Protect Your Database IDs in Rails with UUID

For most backend developers, protecting the database from hackers is at the top of the priority list. All it takes is one bad actor getting access to information they shouldn’t have, and you’re screwed.

In SQL databases, one potential vulnerability is the fact that in many databases, the primary key, or ID, for each data entry is just an integer that increments by 1. So if a hacker wants to access some random record, they can just try random integers and see what happens.

UUID, which generates random strings of letters and numbers, is a great way to prevent that problem. Instead of using simple integers that increase by 1 each time, your database IDs look more like this:

"0e212515–68b0–41b8–880a-fa4a9d818af6"
"27279e0a-dbaf-4b67–8323–0260193e5a92"
"311ca64f-1f1e-4360–8ae4–8dff9df1f2da"

Much harder to guess.

So if you’re looking for some peace of mind, here’s how to get UUID primary keys up and running with a Rails backend and a PostgreSQL database.

If you haven’t yet, first start your new project on the command line with rails new my-app -d=postgresql, replacing my-app with the project name of your choice.

Next, before you create any other migrations, type rails g migration enable_uuid in the command line. That should add a new migration file to the db/migrate folder.
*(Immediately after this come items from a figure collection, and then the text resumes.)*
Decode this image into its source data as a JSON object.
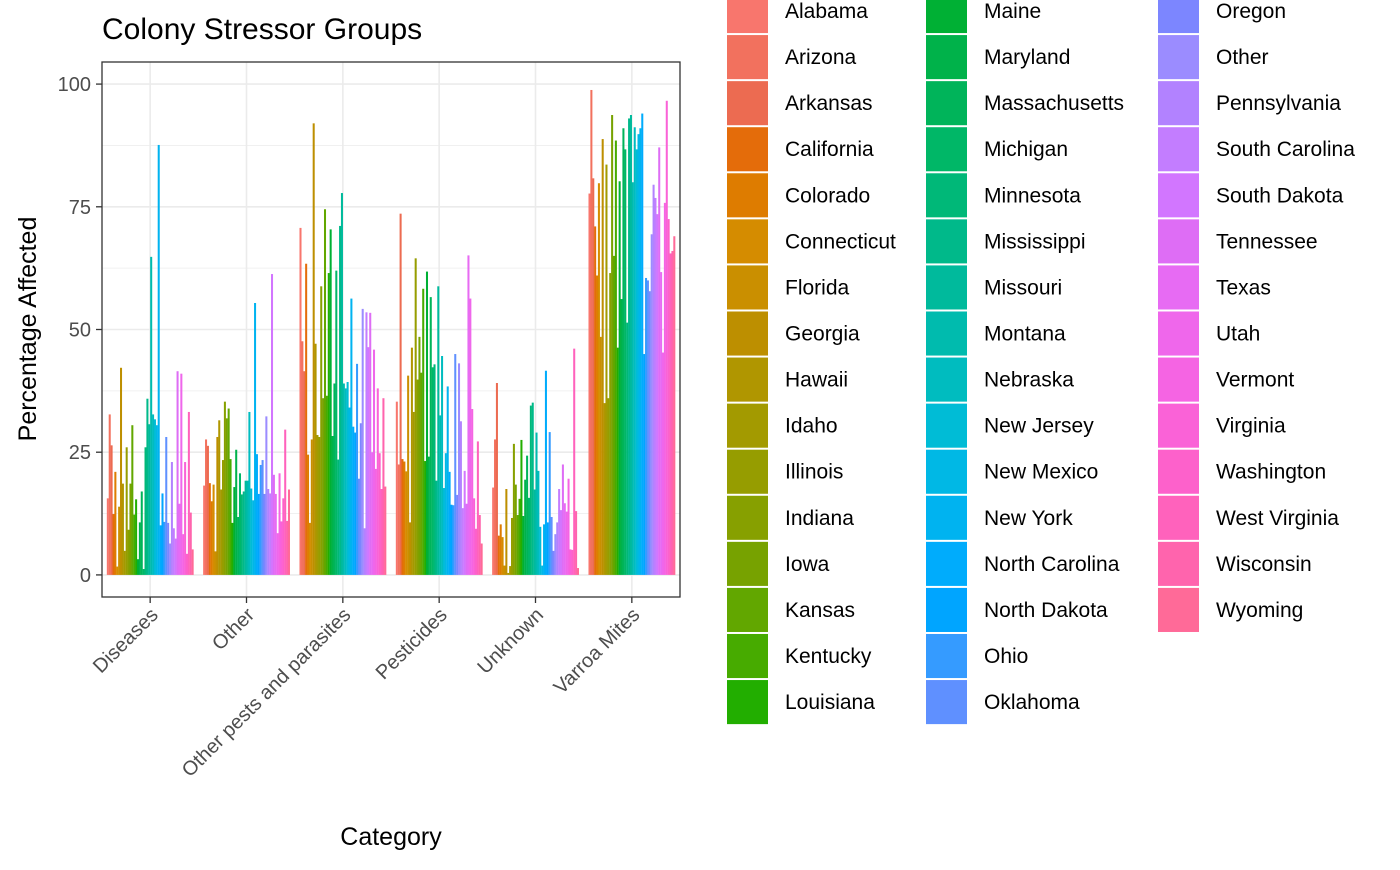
{
  "chart_data": {
    "type": "bar",
    "title": "Colony Stressor Groups",
    "xlabel": "Category",
    "ylabel": "Percentage Affected",
    "ylim": [
      -4.5,
      104.5
    ],
    "yticks": [
      0,
      25,
      50,
      75,
      100
    ],
    "grid": true,
    "legend_position": "right",
    "categories": [
      "Diseases",
      "Other",
      "Other pests and parasites",
      "Pesticides",
      "Unknown",
      "Varroa Mites"
    ],
    "series": [
      {
        "name": "Alabama",
        "color": "#F8766D",
        "values": [
          15.6,
          18.2,
          70.7,
          35.3,
          17.8,
          77.7
        ]
      },
      {
        "name": "Arizona",
        "color": "#F2715E",
        "values": [
          32.7,
          27.6,
          47.6,
          22.5,
          27.6,
          98.8
        ]
      },
      {
        "name": "Arkansas",
        "color": "#EC6B51",
        "values": [
          26.4,
          26.3,
          41.5,
          73.6,
          39.1,
          80.8
        ]
      },
      {
        "name": "California",
        "color": "#E46C0A",
        "values": [
          12.4,
          18.7,
          63.4,
          23.6,
          8.0,
          71.0
        ]
      },
      {
        "name": "Colorado",
        "color": "#DE7C00",
        "values": [
          21.0,
          15.0,
          24.5,
          23.1,
          10.3,
          61.0
        ]
      },
      {
        "name": "Connecticut",
        "color": "#D58C00",
        "values": [
          1.7,
          18.4,
          10.6,
          21.1,
          7.7,
          79.8
        ]
      },
      {
        "name": "Florida",
        "color": "#CA8F00",
        "values": [
          13.9,
          4.8,
          27.6,
          40.6,
          1.9,
          48.5
        ]
      },
      {
        "name": "Georgia",
        "color": "#BD8F00",
        "values": [
          42.2,
          28.1,
          92.0,
          10.7,
          17.5,
          88.8
        ]
      },
      {
        "name": "Hawaii",
        "color": "#B09600",
        "values": [
          18.6,
          31.5,
          47.1,
          46.3,
          0.4,
          35.0
        ]
      },
      {
        "name": "Idaho",
        "color": "#A39A00",
        "values": [
          4.9,
          17.4,
          28.5,
          33.2,
          1.8,
          83.6
        ]
      },
      {
        "name": "Illinois",
        "color": "#969D00",
        "values": [
          26.0,
          23.4,
          28.1,
          64.5,
          11.6,
          36.0
        ]
      },
      {
        "name": "Indiana",
        "color": "#87A000",
        "values": [
          9.2,
          35.3,
          58.8,
          39.8,
          26.7,
          61.5
        ]
      },
      {
        "name": "Iowa",
        "color": "#77A200",
        "values": [
          18.6,
          31.9,
          36.0,
          48.5,
          18.4,
          93.7
        ]
      },
      {
        "name": "Kansas",
        "color": "#62A700",
        "values": [
          30.5,
          33.9,
          74.5,
          41.2,
          12.2,
          65.0
        ]
      },
      {
        "name": "Kentucky",
        "color": "#47AB00",
        "values": [
          12.3,
          23.6,
          36.5,
          58.3,
          15.5,
          88.5
        ]
      },
      {
        "name": "Louisiana",
        "color": "#22AE00",
        "values": [
          15.4,
          10.6,
          61.5,
          23.2,
          27.5,
          46.3
        ]
      },
      {
        "name": "Maine",
        "color": "#00B034",
        "values": [
          3.2,
          17.9,
          70.4,
          61.8,
          12.0,
          80.2
        ]
      },
      {
        "name": "Maryland",
        "color": "#00B24A",
        "values": [
          10.7,
          25.5,
          28.3,
          24.1,
          19.4,
          56.2
        ]
      },
      {
        "name": "Massachusetts",
        "color": "#00B45A",
        "values": [
          17.0,
          11.8,
          39.0,
          56.6,
          24.3,
          91.0
        ]
      },
      {
        "name": "Michigan",
        "color": "#00B767",
        "values": [
          1.2,
          20.7,
          62.0,
          42.3,
          15.7,
          86.7
        ]
      },
      {
        "name": "Minnesota",
        "color": "#00B878",
        "values": [
          26.0,
          16.4,
          23.5,
          42.9,
          34.5,
          51.4
        ]
      },
      {
        "name": "Mississippi",
        "color": "#00B98A",
        "values": [
          35.9,
          17.0,
          71.1,
          19.2,
          35.1,
          93.0
        ]
      },
      {
        "name": "Missouri",
        "color": "#00BA9C",
        "values": [
          30.7,
          19.2,
          77.8,
          58.8,
          17.4,
          93.7
        ]
      },
      {
        "name": "Montana",
        "color": "#00BBAE",
        "values": [
          64.8,
          19.2,
          39.0,
          32.5,
          29.0,
          80.0
        ]
      },
      {
        "name": "Nebraska",
        "color": "#00BCBF",
        "values": [
          32.7,
          33.2,
          38.0,
          44.6,
          21.2,
          91.2
        ]
      },
      {
        "name": "New Jersey",
        "color": "#00BCD6",
        "values": [
          31.7,
          17.6,
          39.3,
          17.7,
          9.8,
          86.7
        ]
      },
      {
        "name": "New Mexico",
        "color": "#00B8E5",
        "values": [
          30.5,
          15.2,
          34.1,
          24.8,
          1.9,
          89.8
        ]
      },
      {
        "name": "New York",
        "color": "#00B3F0",
        "values": [
          87.6,
          55.4,
          56.3,
          38.4,
          10.3,
          91.0
        ]
      },
      {
        "name": "North Carolina",
        "color": "#00ACFC",
        "values": [
          10.1,
          24.6,
          30.2,
          21.0,
          41.6,
          94.0
        ]
      },
      {
        "name": "North Dakota",
        "color": "#00A5FF",
        "values": [
          16.6,
          16.5,
          29.0,
          14.3,
          10.7,
          45.0
        ]
      },
      {
        "name": "Ohio",
        "color": "#359BFF",
        "values": [
          10.8,
          22.4,
          43.0,
          14.2,
          29.1,
          60.5
        ]
      },
      {
        "name": "Oklahoma",
        "color": "#5F90FF",
        "values": [
          28.1,
          23.4,
          19.6,
          45.0,
          11.8,
          60.0
        ]
      },
      {
        "name": "Oregon",
        "color": "#7C86FF",
        "values": [
          10.6,
          16.5,
          30.9,
          16.3,
          4.9,
          57.8
        ]
      },
      {
        "name": "Other",
        "color": "#9B8CFF",
        "values": [
          6.4,
          32.3,
          54.2,
          43.1,
          8.3,
          69.4
        ]
      },
      {
        "name": "Pennsylvania",
        "color": "#B282FF",
        "values": [
          23.0,
          17.5,
          9.5,
          31.3,
          10.7,
          79.5
        ]
      },
      {
        "name": "South Carolina",
        "color": "#C37DFF",
        "values": [
          9.5,
          16.6,
          53.5,
          13.6,
          17.5,
          76.8
        ]
      },
      {
        "name": "South Dakota",
        "color": "#D276FF",
        "values": [
          7.4,
          61.3,
          46.4,
          21.2,
          13.2,
          73.5
        ]
      },
      {
        "name": "Tennessee",
        "color": "#DE6DF5",
        "values": [
          41.5,
          20.4,
          53.4,
          14.5,
          22.5,
          87.1
        ]
      },
      {
        "name": "Texas",
        "color": "#E76BF3",
        "values": [
          14.5,
          16.5,
          25.0,
          65.1,
          14.6,
          61.7
        ]
      },
      {
        "name": "Utah",
        "color": "#EF67EB",
        "values": [
          41.0,
          8.5,
          45.9,
          56.3,
          12.9,
          45.3
        ]
      },
      {
        "name": "Vermont",
        "color": "#F564E3",
        "values": [
          8.3,
          20.7,
          21.6,
          33.8,
          19.6,
          75.8
        ]
      },
      {
        "name": "Virginia",
        "color": "#FA62D7",
        "values": [
          23.0,
          10.9,
          38.0,
          15.6,
          5.2,
          96.6
        ]
      },
      {
        "name": "Washington",
        "color": "#FD61CB",
        "values": [
          4.3,
          15.6,
          24.8,
          9.4,
          5.1,
          72.5
        ]
      },
      {
        "name": "West Virginia",
        "color": "#FF62BC",
        "values": [
          33.2,
          29.6,
          17.5,
          27.2,
          46.1,
          65.5
        ]
      },
      {
        "name": "Wisconsin",
        "color": "#FF64AD",
        "values": [
          12.7,
          11.0,
          36.0,
          12.2,
          13.0,
          66.0
        ]
      },
      {
        "name": "Wyoming",
        "color": "#FF6A98",
        "values": [
          5.2,
          17.4,
          18.0,
          6.4,
          1.4,
          69.0
        ]
      }
    ]
  }
}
In that new file, under def change, add enable_extension 'pgcrypto'.

Then, to actually use UUID strings for your primary keys, go to config/initializers and create a generators.rb file if you don’t already have one. Then type:

Rails.application.config.generators do |g|
  g.orm :active_record, primary_key_type: :uuid
end

Now you’re ready to generate any future migrations and models you might need! Create them the way you normally would, and their IDs will automatically be formatted as UUIDs.

And you can breathe just a tiny bit easier knowing that your primary keys are now much harder to guess.